4.2.1. Cell Mimics for Transmembrane Transport

Artificial DNA nanochannels can serve as synthetic cell membrane components to mimic transmembrane transport. Currently, the transport selectivity of DNA transmembrane channels is largely determined by their pore size. The molecules or ions smaller than their pore size are easily mass-transportable. Meanwhile, the negatively charged DNA ion channel has a poor transport capacity for negatively charged ions. Artificial DNA transmembrane channels with large pores have been proposed for the transmembrane transport of drugs, immune proteins, and so on. In 2016, Howorka et al. [60] were inspired by organelles to create synthetic hybrid nanocontainers composed of polymersomes and DNA nanochannels. Nanocontainers exhibit size-dependent permeability. These containers enable the transport of the enzyme substrate across the membrane while retaining the relatively large enzyme inside the container. These nanodevices can be used to simulate the site where biocatalytic reactions occur. The 6-HB DNA nanochannels modified with three cholesterol molecules on this container mimic the protein channels in biofilms and enable specific substance transport.

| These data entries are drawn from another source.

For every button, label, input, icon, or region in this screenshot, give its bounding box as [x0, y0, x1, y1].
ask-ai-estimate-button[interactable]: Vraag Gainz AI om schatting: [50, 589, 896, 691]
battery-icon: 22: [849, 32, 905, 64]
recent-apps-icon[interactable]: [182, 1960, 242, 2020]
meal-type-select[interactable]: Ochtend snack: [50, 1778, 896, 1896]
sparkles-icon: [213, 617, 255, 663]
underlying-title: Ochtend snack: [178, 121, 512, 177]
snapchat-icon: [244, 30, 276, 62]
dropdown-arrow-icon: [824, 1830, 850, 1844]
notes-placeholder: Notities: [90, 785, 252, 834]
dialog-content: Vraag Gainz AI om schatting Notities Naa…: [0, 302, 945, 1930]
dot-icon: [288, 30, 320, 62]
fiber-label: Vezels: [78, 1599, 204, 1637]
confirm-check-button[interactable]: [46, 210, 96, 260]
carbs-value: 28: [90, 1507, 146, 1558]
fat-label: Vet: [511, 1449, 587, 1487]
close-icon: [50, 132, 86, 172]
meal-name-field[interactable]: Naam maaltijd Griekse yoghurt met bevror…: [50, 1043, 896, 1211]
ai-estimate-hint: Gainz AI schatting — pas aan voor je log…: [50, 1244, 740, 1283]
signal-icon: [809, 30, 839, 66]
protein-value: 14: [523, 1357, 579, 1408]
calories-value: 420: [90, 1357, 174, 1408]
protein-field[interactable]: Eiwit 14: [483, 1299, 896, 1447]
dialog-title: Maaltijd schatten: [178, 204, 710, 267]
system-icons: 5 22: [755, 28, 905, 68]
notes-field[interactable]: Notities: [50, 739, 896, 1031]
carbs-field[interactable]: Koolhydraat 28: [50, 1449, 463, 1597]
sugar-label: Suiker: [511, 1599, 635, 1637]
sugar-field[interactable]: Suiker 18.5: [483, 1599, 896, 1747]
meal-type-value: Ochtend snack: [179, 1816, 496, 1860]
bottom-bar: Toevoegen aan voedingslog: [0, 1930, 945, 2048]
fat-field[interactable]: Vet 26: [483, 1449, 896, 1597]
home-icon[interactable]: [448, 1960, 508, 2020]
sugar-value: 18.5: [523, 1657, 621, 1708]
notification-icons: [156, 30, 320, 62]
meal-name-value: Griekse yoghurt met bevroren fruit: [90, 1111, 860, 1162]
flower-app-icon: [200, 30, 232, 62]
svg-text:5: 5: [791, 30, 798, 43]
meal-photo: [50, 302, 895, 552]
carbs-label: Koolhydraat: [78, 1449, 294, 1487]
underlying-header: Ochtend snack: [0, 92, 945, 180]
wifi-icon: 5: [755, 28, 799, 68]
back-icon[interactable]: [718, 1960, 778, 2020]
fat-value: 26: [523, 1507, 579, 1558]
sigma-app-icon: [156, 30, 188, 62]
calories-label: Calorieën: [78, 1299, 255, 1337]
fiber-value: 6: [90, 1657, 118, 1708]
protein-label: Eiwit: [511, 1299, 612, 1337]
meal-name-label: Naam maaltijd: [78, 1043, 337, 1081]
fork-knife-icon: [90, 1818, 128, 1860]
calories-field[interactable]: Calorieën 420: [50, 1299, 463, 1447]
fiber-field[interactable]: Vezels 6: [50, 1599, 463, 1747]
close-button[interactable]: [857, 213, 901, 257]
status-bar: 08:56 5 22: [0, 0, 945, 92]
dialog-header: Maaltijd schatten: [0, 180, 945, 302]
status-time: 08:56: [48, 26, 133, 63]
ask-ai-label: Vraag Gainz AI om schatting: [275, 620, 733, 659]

4.2.2. Transmembrane Channels for Cell Death

Artificial transmembrane channels can selectively control ion transport across biological membranes, and artificial channels can disrupt cellular homeostasis of cell death. Howorka et al. [61] designed a DNA channel with a highly hydrophobic 2-nm band composed of ethyl phosphorothioate (EP) at one end, which can penetrate the cell membrane and cause cell cytotoxicity. Tan et al. [62] have found that phosphorothioate (PPT)-modified DNA nanochannels can be spontaneously inserted into the cell membrane, and they can transport ions and antitumor drugs to neurons and cancer cells, respectively. It has been proposed that their potency can be improved by specifically binding target cancer cells. Loading chemical toxins, such as doxorubicin, with DNA insertion enhances chemical toxicity.